*Puts on nerdy glasses, clears throat* AHEM! The topic for today is ‘Why is Vic having sugar cravings?’
One, could it be that her lunch was not filling enough? Therefore leading to 10-minutes-later need sugar slump?
(veggie stir-fry, scrambled egg, stir fry chicken + rice, is more than enough!)
Two, could it be that she is working out way too hard and not being fed enough?
(hello, earth to belly, I repeat, walking 10 minutes sloooowly to the train station is NOT counted as exercise)
Three, could it be that she’s just greedy and wants to find an excuse to eat sugary sweets?
Whatever it is, sugar cravings need to be curbed and when tea-drinking, gum-chewing, nougat-munching, grape-eating, rowntree-fruit-pastille-ing (I’m so obsessed!) doesn’t work, abandon all logic of being healthy and bake these. Gluten-free chocolate cake doughnuts by Kate Demasco. Pure genius.
Chocolate Cake Doughnuts
3 oz best-quality semisweet chocolate (70%), finely chopped
3 tbsp unsalted butter
1 3/4c GF flour blend
1/2 cup caster sugar
1 tbsp unsweetened cocoa powder
2 tsp baking powder
1/2 tsp baking soda
1/3 c whole milk + 1 tbsp apple cider vinegar (mix together in a bowl)
1 large egg
1 large egg yolk
1) Melt the chocolate and the butter in the microwave.
2) In a large bowl, whisk together 1 cup of the flour, the caster sugar , cocoa powder, baking powder and baking soda.
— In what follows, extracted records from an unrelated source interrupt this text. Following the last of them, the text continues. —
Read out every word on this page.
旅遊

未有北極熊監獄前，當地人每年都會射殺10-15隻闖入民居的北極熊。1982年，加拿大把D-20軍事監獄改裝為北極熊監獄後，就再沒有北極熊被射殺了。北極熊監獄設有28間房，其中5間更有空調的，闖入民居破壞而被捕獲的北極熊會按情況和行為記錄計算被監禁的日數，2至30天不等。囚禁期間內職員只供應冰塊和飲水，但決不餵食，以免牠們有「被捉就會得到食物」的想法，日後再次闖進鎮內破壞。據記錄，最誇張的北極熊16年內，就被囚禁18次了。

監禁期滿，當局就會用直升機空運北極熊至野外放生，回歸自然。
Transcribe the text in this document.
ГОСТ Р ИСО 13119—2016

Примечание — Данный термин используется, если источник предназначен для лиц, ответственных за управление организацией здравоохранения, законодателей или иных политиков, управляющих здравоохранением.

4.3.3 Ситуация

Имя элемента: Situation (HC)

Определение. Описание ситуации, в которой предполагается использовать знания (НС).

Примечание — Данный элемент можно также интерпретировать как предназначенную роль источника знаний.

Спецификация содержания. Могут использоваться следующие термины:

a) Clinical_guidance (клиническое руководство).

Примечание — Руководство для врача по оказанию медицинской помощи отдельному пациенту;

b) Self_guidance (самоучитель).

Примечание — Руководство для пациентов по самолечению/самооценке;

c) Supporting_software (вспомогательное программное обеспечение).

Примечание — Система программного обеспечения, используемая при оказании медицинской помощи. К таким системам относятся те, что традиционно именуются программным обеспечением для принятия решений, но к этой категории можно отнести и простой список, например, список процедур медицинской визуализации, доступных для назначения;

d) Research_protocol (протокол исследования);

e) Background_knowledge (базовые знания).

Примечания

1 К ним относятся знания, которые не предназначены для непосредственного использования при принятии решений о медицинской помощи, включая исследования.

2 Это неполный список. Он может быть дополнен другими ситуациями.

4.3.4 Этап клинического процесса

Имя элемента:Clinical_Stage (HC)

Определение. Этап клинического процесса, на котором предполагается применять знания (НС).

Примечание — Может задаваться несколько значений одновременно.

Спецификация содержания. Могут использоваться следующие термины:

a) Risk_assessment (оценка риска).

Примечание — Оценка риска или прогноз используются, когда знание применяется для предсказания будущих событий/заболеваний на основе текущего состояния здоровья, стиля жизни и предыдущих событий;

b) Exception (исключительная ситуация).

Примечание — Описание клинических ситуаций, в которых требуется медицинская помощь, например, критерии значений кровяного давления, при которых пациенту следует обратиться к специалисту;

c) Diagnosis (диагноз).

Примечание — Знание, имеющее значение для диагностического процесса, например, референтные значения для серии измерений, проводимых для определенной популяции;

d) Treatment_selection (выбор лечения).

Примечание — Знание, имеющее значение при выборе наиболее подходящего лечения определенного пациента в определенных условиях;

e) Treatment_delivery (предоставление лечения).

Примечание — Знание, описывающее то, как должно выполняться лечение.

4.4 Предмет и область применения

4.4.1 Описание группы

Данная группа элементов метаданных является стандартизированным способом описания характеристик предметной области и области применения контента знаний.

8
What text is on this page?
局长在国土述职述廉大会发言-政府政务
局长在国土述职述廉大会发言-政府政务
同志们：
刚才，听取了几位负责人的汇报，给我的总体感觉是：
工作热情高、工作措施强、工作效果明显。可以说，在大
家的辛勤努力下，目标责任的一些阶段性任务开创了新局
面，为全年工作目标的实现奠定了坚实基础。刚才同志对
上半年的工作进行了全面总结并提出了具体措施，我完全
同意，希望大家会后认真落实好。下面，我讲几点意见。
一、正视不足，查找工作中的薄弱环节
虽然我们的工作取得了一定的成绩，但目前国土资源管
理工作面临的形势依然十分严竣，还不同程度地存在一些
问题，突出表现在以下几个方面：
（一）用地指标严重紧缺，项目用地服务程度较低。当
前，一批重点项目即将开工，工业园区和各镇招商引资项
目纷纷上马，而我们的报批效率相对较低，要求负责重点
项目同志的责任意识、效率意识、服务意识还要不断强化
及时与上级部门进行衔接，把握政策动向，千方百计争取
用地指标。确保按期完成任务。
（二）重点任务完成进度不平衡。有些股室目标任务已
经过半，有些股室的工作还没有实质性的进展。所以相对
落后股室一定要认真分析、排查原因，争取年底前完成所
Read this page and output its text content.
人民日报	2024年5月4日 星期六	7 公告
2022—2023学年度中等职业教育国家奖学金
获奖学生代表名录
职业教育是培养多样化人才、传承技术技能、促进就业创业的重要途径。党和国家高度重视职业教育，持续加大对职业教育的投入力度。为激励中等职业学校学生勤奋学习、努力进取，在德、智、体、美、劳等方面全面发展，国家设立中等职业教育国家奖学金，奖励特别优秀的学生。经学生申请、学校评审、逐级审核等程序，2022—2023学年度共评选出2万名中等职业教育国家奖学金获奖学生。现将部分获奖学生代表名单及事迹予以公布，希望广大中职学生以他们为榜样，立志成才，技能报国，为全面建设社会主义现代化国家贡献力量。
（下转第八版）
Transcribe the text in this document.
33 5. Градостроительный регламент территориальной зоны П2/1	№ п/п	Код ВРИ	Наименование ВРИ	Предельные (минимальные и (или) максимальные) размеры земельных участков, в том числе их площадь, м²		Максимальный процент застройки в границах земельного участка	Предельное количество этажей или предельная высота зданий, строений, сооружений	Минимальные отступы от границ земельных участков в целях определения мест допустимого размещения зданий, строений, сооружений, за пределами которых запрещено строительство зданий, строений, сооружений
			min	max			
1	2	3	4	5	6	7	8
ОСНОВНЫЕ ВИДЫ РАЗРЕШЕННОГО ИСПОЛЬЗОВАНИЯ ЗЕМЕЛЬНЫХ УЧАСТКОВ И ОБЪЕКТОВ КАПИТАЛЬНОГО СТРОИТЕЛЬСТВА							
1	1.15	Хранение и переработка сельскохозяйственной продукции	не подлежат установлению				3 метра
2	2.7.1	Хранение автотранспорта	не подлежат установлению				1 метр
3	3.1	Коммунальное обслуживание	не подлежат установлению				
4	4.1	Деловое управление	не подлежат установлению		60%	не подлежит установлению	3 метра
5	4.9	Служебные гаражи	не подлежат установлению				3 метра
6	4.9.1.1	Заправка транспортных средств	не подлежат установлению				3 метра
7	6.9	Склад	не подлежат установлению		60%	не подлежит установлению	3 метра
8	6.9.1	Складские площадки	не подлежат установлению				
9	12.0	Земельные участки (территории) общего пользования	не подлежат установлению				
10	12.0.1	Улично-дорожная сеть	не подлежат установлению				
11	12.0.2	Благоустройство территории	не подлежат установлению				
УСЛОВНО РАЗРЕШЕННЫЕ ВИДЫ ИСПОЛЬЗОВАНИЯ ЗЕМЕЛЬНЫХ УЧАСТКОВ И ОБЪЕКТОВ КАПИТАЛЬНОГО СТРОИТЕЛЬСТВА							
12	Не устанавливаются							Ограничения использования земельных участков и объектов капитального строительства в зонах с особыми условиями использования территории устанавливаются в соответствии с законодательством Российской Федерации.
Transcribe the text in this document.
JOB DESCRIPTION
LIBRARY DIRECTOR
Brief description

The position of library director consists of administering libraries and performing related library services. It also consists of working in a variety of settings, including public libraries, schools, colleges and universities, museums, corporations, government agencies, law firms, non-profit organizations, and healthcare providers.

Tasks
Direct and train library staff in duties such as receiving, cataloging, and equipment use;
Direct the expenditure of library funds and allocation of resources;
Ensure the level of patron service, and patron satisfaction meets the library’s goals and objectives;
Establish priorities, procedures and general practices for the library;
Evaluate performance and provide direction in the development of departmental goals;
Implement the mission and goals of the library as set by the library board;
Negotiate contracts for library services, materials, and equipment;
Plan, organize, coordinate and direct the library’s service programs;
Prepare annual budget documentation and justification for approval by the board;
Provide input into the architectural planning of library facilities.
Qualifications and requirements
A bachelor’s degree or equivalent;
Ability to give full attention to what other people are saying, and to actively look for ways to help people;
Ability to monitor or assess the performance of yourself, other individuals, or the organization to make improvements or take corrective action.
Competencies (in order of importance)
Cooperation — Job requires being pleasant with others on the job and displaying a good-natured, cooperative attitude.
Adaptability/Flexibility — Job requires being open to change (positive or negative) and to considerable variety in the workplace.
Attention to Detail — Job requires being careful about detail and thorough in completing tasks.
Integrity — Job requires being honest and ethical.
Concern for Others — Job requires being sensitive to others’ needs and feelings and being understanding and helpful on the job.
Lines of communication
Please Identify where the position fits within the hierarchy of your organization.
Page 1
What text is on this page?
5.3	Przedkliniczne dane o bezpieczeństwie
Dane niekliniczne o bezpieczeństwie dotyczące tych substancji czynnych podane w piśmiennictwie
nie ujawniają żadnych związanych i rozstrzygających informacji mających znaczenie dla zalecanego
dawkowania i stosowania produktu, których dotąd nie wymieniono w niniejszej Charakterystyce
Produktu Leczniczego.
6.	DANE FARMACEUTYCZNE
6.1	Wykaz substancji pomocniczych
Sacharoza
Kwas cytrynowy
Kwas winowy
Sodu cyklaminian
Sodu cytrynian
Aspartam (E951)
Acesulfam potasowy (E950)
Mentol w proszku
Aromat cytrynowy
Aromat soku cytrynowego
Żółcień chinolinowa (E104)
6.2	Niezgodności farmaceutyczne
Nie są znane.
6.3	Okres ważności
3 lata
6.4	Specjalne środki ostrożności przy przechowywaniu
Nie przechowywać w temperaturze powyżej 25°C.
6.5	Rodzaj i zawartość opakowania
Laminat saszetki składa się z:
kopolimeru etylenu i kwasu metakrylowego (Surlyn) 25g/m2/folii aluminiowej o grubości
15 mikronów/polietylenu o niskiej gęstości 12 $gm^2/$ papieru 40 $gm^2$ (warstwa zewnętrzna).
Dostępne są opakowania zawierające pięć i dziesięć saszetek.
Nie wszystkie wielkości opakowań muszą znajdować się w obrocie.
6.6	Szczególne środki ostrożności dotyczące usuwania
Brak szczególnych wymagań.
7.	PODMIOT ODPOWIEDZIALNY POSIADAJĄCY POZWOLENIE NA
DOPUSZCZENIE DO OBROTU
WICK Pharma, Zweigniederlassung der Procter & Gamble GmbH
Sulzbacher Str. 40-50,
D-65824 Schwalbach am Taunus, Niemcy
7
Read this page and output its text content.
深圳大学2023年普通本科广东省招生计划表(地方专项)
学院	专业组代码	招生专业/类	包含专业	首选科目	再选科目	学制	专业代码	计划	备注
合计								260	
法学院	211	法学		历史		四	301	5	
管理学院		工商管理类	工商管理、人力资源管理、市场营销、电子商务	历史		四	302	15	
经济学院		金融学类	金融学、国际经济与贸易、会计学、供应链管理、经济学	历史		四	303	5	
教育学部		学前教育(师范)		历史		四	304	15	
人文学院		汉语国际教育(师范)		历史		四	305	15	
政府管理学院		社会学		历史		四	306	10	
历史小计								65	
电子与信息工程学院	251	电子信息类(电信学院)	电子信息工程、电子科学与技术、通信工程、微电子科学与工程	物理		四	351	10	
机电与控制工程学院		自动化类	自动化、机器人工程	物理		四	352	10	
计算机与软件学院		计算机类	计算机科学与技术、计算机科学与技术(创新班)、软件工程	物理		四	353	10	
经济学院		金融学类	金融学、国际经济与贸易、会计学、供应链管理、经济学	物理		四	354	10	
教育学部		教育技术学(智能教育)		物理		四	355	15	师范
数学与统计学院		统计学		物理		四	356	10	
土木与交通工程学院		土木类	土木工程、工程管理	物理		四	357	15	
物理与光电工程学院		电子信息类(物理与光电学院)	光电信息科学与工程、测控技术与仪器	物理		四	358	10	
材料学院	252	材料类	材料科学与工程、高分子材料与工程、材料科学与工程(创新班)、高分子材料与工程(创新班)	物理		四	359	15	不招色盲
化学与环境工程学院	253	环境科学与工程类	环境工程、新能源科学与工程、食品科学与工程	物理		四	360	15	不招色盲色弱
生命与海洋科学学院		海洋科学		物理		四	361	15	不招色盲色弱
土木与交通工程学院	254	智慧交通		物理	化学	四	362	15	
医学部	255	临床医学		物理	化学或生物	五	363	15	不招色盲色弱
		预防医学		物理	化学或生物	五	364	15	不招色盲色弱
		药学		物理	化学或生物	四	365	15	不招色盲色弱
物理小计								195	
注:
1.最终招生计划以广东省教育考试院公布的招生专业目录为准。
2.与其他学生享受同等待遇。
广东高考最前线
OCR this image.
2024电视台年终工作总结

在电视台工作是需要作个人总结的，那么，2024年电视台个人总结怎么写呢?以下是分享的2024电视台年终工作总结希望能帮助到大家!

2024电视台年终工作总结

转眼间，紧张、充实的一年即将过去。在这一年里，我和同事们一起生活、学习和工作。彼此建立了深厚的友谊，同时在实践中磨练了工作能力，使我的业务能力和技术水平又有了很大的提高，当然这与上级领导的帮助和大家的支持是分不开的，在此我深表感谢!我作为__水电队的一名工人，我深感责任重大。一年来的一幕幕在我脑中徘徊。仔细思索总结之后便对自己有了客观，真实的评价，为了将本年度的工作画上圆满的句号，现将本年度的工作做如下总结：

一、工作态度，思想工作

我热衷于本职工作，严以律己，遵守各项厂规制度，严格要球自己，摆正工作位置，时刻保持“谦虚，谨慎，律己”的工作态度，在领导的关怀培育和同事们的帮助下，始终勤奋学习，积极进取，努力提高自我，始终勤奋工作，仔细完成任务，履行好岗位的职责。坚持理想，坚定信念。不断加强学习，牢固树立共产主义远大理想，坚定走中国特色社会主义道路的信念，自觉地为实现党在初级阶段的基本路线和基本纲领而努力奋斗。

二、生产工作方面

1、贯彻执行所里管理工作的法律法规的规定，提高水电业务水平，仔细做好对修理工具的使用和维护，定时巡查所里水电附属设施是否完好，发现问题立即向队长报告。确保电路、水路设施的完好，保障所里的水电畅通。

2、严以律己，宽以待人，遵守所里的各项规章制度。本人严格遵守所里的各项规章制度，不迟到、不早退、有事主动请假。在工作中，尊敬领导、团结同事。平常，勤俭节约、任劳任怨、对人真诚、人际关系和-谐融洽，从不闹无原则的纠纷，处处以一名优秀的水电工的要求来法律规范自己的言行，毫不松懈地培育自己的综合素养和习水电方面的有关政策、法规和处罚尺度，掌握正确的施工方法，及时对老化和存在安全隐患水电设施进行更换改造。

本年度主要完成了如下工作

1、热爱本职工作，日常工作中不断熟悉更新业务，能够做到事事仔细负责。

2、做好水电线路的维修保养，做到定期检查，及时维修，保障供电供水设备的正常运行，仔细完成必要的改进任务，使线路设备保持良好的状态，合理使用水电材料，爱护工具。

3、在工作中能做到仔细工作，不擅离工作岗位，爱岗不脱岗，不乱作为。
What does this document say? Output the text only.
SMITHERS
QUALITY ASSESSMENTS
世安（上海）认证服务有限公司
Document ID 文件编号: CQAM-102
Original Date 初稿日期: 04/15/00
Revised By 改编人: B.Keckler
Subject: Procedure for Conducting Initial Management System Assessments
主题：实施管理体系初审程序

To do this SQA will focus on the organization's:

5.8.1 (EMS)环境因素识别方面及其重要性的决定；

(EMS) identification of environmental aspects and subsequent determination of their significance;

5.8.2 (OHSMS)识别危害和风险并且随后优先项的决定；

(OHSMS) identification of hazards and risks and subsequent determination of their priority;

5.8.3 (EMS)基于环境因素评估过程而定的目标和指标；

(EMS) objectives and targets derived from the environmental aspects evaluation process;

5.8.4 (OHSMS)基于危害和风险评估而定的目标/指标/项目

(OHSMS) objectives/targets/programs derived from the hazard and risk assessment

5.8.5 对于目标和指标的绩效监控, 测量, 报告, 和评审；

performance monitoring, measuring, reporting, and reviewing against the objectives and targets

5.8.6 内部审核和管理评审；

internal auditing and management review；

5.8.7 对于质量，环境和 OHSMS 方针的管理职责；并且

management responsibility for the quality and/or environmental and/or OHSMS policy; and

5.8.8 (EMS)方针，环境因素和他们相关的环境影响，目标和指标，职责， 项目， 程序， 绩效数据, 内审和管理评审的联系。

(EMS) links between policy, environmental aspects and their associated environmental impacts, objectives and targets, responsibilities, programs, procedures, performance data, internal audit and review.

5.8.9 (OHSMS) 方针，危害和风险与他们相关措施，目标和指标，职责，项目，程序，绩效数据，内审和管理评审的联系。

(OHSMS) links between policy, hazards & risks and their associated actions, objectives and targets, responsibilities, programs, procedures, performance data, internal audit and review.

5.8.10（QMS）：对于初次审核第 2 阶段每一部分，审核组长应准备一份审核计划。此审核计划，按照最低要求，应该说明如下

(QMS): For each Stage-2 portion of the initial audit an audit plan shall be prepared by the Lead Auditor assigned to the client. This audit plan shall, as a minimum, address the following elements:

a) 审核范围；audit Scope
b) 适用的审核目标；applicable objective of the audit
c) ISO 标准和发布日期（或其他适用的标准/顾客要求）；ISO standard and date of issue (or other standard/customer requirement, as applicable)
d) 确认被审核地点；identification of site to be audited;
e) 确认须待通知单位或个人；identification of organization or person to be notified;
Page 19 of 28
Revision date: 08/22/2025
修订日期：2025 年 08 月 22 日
In a second bowl, whisk together the soured milk, egg and the egg yolk.
3) Make a well in the centre, pour in the buttermilk mixture and mix with a whisk. Add the chocolate mixture and blend. Sift the remaining flour over the batter and mix thoroughly.
4) Transfer the dough to a 12 x 14inch sheet of waxed paper. Place a second sheet of waxed paper over the top and roll out the dough (I just pat mine out) to 3/4inch thick. (I made mine thicker because GF batter seldom rise as high as normal batter).
5) Freeze for 30 minutes.
6) Remove dough from freezer and dust with flour. Using a 3-inch round cutter, cut out the doughnuts. Cut out the middlewith a 1-inch cutter. (I just used small heart=shaped cutters).
7) Chill dough in the fridge for 30minutes, up to 1 hour. (Mine still kept it’s shape so I fried it immediately)
8) In a large high-sided skillet, heat 2 inches of oil to 350degreesF. Working in batches, fry the doughnuts, 35 seconds per batch. Drain and dip into the glaze. (To test for doneness, break the first one open to make sure it’s cooked through)
1 cup confectioner’s sugar
2 tbsp cocoa powder, unsweetened
1/2 tsp vanilla extract
Whisk together the confectioner’s sugar, cocoa powder and vanilla. Add in 2 tbsp of hot water and whisk until glaze is smooth. The glaze will be VERY thick, but the warm doughnuts will melt it. If it gets too thick though, adjust consistency by adding a few drops of water. Dip in SPRINKLES if you love it, like me.